炉上水将滚,他挪开纸墨,新铺一张竹卷茶席,续道:“岑照还没有到刘必处,而洛阳,还有该死而没有死的人。”

赵谦听了后半句,背脊一寒,却不敢深问。

沉吟半晌,掐盏转了一个话题道:“对了,岑照的那个妹妹,你还留着啊。”

“嗯。”

“我就说嘛。”

他一拍大腿,“若不是那姑娘在清谈居里,你那只雪龙沙也不会是那副埋汰模样。”

“埋汰?”

张铎起疑,要说雪龙沙模样凄惨就算了,“埋汰”之相从何而来。

“你怕不是看错了。”

赵谦像是想到了什么好笑的场景,忍俊不禁道:

“不可能,我过来的时候在清谈居门口看见的,那狗儿啊,被人用布条缠得密不透风的,可怜兮兮地趴在门口,嘴边而放着一碗吃食。我上去看过,那布条下面还裹着梅辛林给你配得药,江沁是不敢动你的东西的,这要不是清谈居的丫头做的,还能是谁?”

张铎暗笑。

想她到底是个性弱的女人,发了狠敢打狗,悲悯起来又敢偷他的药去给狗疗伤,不禁批了句

“糟蹋。
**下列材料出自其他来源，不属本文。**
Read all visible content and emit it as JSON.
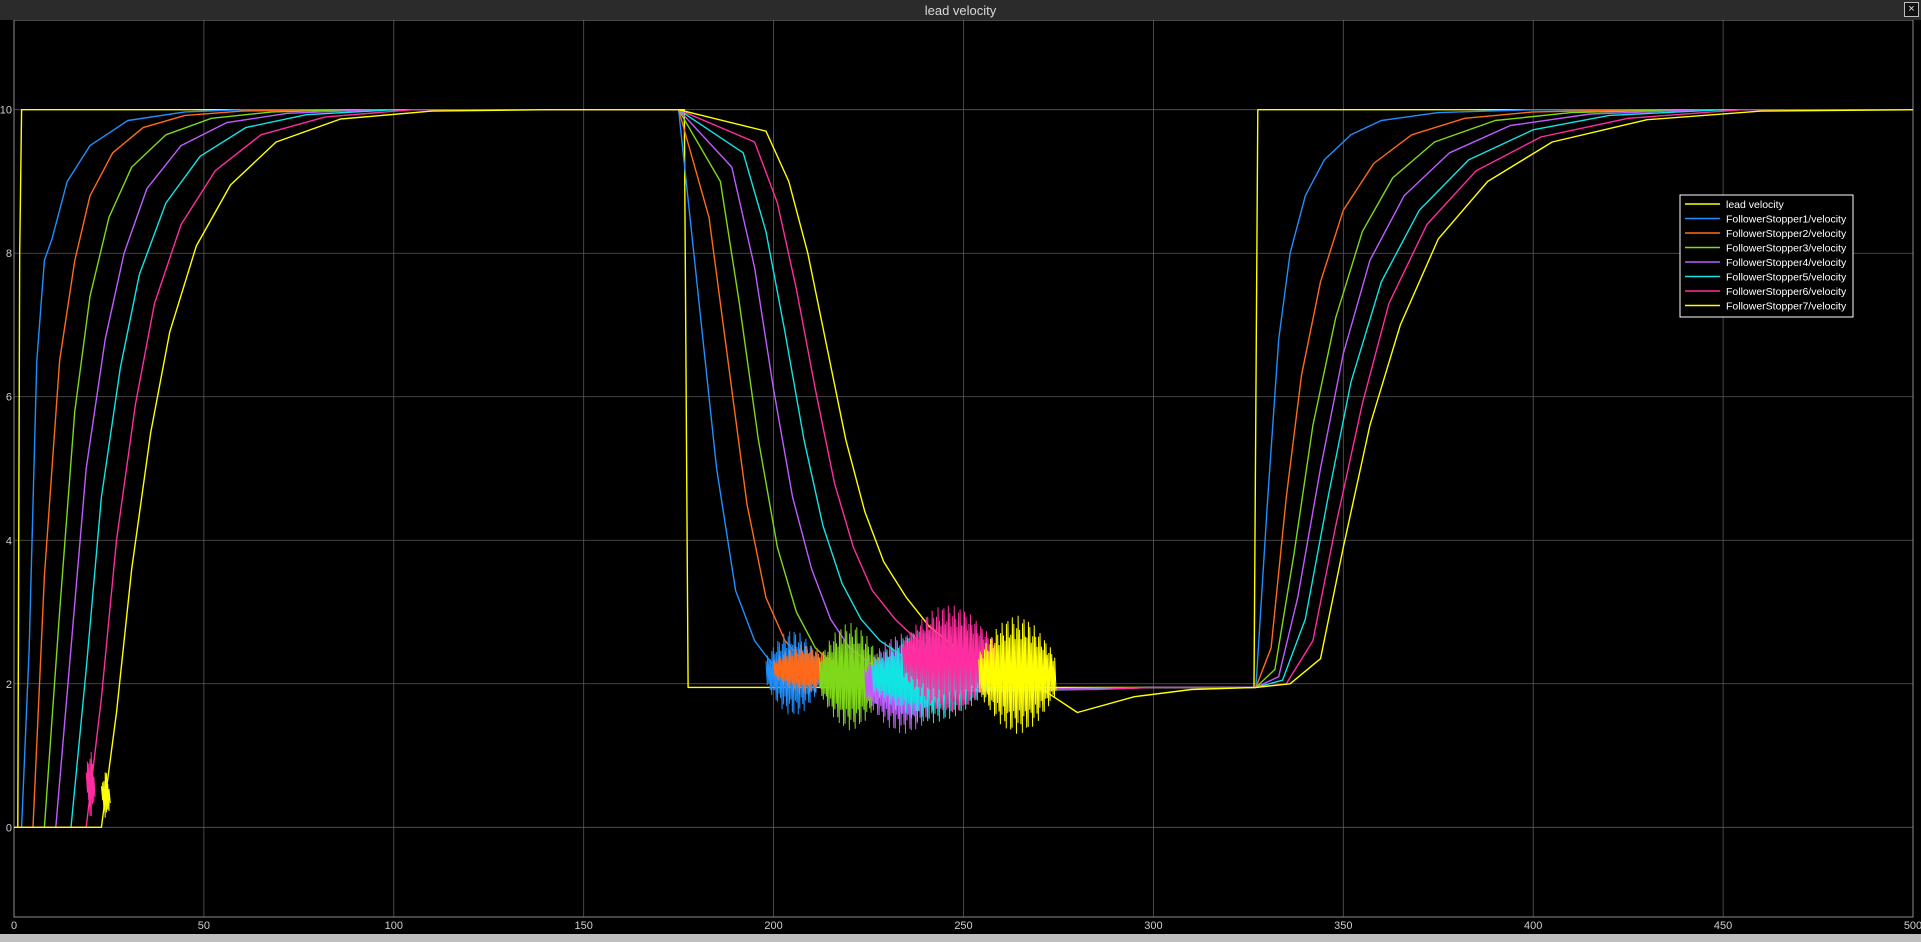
{
  "window": {
    "title": "lead velocity",
    "close_glyph": "×"
  },
  "colors": {
    "background": "#000000",
    "grid": "#595959",
    "axis_text": "#cfcfcf",
    "legend_border": "#ffffff",
    "legend_text": "#ffffff"
  },
  "chart_data": {
    "type": "line",
    "title": "lead velocity",
    "xlabel": "",
    "ylabel": "",
    "xlim": [
      0,
      500
    ],
    "ylim": [
      -1.25,
      11.25
    ],
    "xticks": [
      0,
      50,
      100,
      150,
      200,
      250,
      300,
      350,
      400,
      450,
      500
    ],
    "yticks": [
      0,
      2,
      4,
      6,
      8,
      10
    ],
    "grid": true,
    "legend_position": "top-right",
    "series": [
      {
        "name": "lead velocity",
        "color": "#ffff00",
        "x": [
          0,
          1,
          1.5,
          2,
          175,
          176.5,
          177.5,
          325,
          326.5,
          327.5,
          500
        ],
        "y": [
          0,
          0,
          8,
          10,
          10,
          10,
          1.95,
          1.95,
          1.95,
          10,
          10
        ]
      },
      {
        "name": "FollowerStopper1/velocity",
        "color": "#1f8fff",
        "x": [
          0,
          2,
          4,
          6,
          8,
          10,
          14,
          20,
          30,
          45,
          60,
          80,
          175,
          180,
          185,
          190,
          195,
          200,
          205,
          210,
          215,
          225,
          240,
          260,
          280,
          300,
          327,
          330,
          333,
          336,
          340,
          345,
          352,
          360,
          375,
          400,
          500
        ],
        "y": [
          0,
          0,
          2.5,
          6.5,
          7.9,
          8.2,
          9.0,
          9.5,
          9.85,
          9.97,
          10,
          10,
          10,
          7.5,
          5.0,
          3.3,
          2.6,
          2.25,
          2.1,
          2.05,
          1.95,
          1.95,
          1.9,
          1.92,
          1.93,
          1.95,
          1.95,
          4.5,
          6.8,
          8.0,
          8.8,
          9.3,
          9.65,
          9.85,
          9.96,
          10,
          10
        ]
      },
      {
        "name": "FollowerStopper2/velocity",
        "color": "#ff6a1a",
        "x": [
          0,
          5,
          8,
          12,
          16,
          20,
          26,
          34,
          45,
          60,
          80,
          100,
          175,
          183,
          188,
          193,
          198,
          203,
          208,
          213,
          220,
          235,
          255,
          280,
          300,
          327,
          331,
          335,
          339,
          344,
          350,
          358,
          368,
          382,
          400,
          430,
          500
        ],
        "y": [
          0,
          0,
          3.5,
          6.5,
          7.9,
          8.8,
          9.4,
          9.75,
          9.92,
          9.98,
          10,
          10,
          10,
          8.5,
          6.5,
          4.5,
          3.2,
          2.6,
          2.3,
          2.1,
          1.98,
          1.92,
          1.9,
          1.93,
          1.95,
          1.95,
          2.5,
          4.6,
          6.3,
          7.6,
          8.6,
          9.25,
          9.65,
          9.88,
          9.97,
          10,
          10
        ]
      },
      {
        "name": "FollowerStopper3/velocity",
        "color": "#7fd81a",
        "x": [
          0,
          8,
          12,
          16,
          20,
          25,
          31,
          40,
          52,
          68,
          90,
          120,
          175,
          186,
          191,
          196,
          201,
          206,
          211,
          216,
          222,
          230,
          245,
          265,
          285,
          300,
          327,
          332,
          337,
          342,
          348,
          355,
          363,
          374,
          390,
          410,
          440,
          500
        ],
        "y": [
          0,
          0,
          3.0,
          5.8,
          7.4,
          8.5,
          9.2,
          9.65,
          9.88,
          9.97,
          10,
          10,
          10,
          9.0,
          7.3,
          5.4,
          3.9,
          3.0,
          2.5,
          2.25,
          2.1,
          1.97,
          1.9,
          1.92,
          1.94,
          1.95,
          1.95,
          2.2,
          3.8,
          5.6,
          7.1,
          8.3,
          9.05,
          9.55,
          9.85,
          9.96,
          10,
          10
        ]
      },
      {
        "name": "FollowerStopper4/velocity",
        "color": "#c05cff",
        "x": [
          0,
          11,
          15,
          19,
          24,
          29,
          35,
          44,
          56,
          72,
          95,
          125,
          175,
          189,
          195,
          200,
          205,
          210,
          215,
          220,
          225,
          232,
          240,
          255,
          275,
          300,
          327,
          333,
          338,
          344,
          350,
          357,
          366,
          378,
          394,
          415,
          445,
          500
        ],
        "y": [
          0,
          0,
          2.5,
          5.0,
          6.8,
          8.0,
          8.9,
          9.5,
          9.82,
          9.95,
          10,
          10,
          10,
          9.2,
          7.8,
          6.1,
          4.6,
          3.6,
          2.9,
          2.5,
          2.3,
          2.1,
          1.95,
          1.9,
          1.93,
          1.95,
          1.95,
          2.1,
          3.2,
          5.0,
          6.6,
          7.9,
          8.8,
          9.4,
          9.78,
          9.94,
          10,
          10
        ]
      },
      {
        "name": "FollowerStopper5/velocity",
        "color": "#12e4e4",
        "x": [
          0,
          15,
          19,
          23,
          28,
          33,
          40,
          49,
          61,
          77,
          100,
          130,
          175,
          192,
          198,
          203,
          208,
          213,
          218,
          223,
          228,
          235,
          243,
          250,
          260,
          280,
          300,
          327,
          334,
          340,
          346,
          352,
          360,
          370,
          383,
          400,
          420,
          450,
          500
        ],
        "y": [
          0,
          0,
          2.2,
          4.6,
          6.4,
          7.7,
          8.7,
          9.35,
          9.75,
          9.93,
          10,
          10,
          10,
          9.4,
          8.3,
          6.9,
          5.4,
          4.2,
          3.4,
          2.9,
          2.6,
          2.35,
          2.15,
          2.0,
          1.9,
          1.92,
          1.95,
          1.95,
          2.05,
          2.9,
          4.6,
          6.2,
          7.6,
          8.6,
          9.3,
          9.72,
          9.92,
          10,
          10
        ]
      },
      {
        "name": "FollowerStopper6/velocity",
        "color": "#ff2da0",
        "x": [
          0,
          19,
          23,
          27,
          32,
          37,
          44,
          53,
          65,
          82,
          105,
          135,
          175,
          195,
          201,
          206,
          211,
          216,
          221,
          226,
          232,
          238,
          245,
          252,
          260,
          270,
          285,
          300,
          327,
          335,
          342,
          348,
          355,
          362,
          372,
          385,
          402,
          425,
          455,
          500
        ],
        "y": [
          0,
          0,
          1.8,
          4.0,
          5.9,
          7.3,
          8.4,
          9.15,
          9.65,
          9.9,
          10,
          10,
          10,
          9.55,
          8.7,
          7.5,
          6.1,
          4.8,
          3.9,
          3.3,
          2.9,
          2.6,
          2.4,
          2.2,
          2.05,
          1.92,
          1.92,
          1.95,
          1.95,
          2.0,
          2.6,
          4.2,
          5.9,
          7.3,
          8.4,
          9.15,
          9.62,
          9.88,
          10,
          10
        ]
      },
      {
        "name": "FollowerStopper7/velocity",
        "color": "#ffff00",
        "x": [
          0,
          23,
          27,
          31,
          36,
          41,
          48,
          57,
          69,
          86,
          110,
          140,
          175,
          198,
          204,
          209,
          214,
          219,
          224,
          229,
          235,
          241,
          248,
          255,
          262,
          270,
          280,
          295,
          310,
          327,
          336,
          344,
          350,
          357,
          365,
          375,
          388,
          405,
          430,
          460,
          500
        ],
        "y": [
          0,
          0,
          1.6,
          3.6,
          5.5,
          6.9,
          8.1,
          8.95,
          9.55,
          9.87,
          9.98,
          10,
          10,
          9.7,
          9.0,
          8.0,
          6.7,
          5.4,
          4.4,
          3.7,
          3.2,
          2.8,
          2.5,
          2.3,
          2.1,
          1.95,
          1.6,
          1.82,
          1.92,
          1.95,
          2.0,
          2.35,
          3.9,
          5.6,
          7.0,
          8.2,
          9.0,
          9.55,
          9.86,
          9.98,
          10
        ]
      }
    ],
    "oscillation_bursts": [
      {
        "series": "FollowerStopper1/velocity",
        "x_start": 198,
        "x_end": 212,
        "y_low": 1.55,
        "y_high": 2.75
      },
      {
        "series": "FollowerStopper2/velocity",
        "x_start": 200,
        "x_end": 216,
        "y_low": 1.85,
        "y_high": 2.55
      },
      {
        "series": "FollowerStopper3/velocity",
        "x_start": 212,
        "x_end": 228,
        "y_low": 1.35,
        "y_high": 2.85
      },
      {
        "series": "FollowerStopper4/velocity",
        "x_start": 224,
        "x_end": 244,
        "y_low": 1.3,
        "y_high": 2.7
      },
      {
        "series": "FollowerStopper5/velocity",
        "x_start": 226,
        "x_end": 256,
        "y_low": 1.45,
        "y_high": 2.75
      },
      {
        "series": "FollowerStopper6/velocity",
        "x_start": 234,
        "x_end": 258,
        "y_low": 1.6,
        "y_high": 3.1
      },
      {
        "series": "FollowerStopper7/velocity",
        "x_start": 254,
        "x_end": 274,
        "y_low": 1.3,
        "y_high": 2.95
      },
      {
        "series": "FollowerStopper6/velocity",
        "x_start": 19,
        "x_end": 21,
        "y_low": 0.1,
        "y_high": 1.1
      },
      {
        "series": "FollowerStopper7/velocity",
        "x_start": 23,
        "x_end": 25,
        "y_low": 0.1,
        "y_high": 0.8
      }
    ]
  }
}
”

赵谦从他眼中看出了一丝少有的无奈。趣道:

“也是,她要是知道那药多金贵,管保吓死,不过我说张退寒,你不要妻妾伺候,一个人天天拿狗出气下火也不是个办法啊。你看看,人姑娘是看不下去,给你收拾洒扫清谈居不说,这趁着你不在,还要照顾被你欺负的狗,我都替人姑娘委屈……”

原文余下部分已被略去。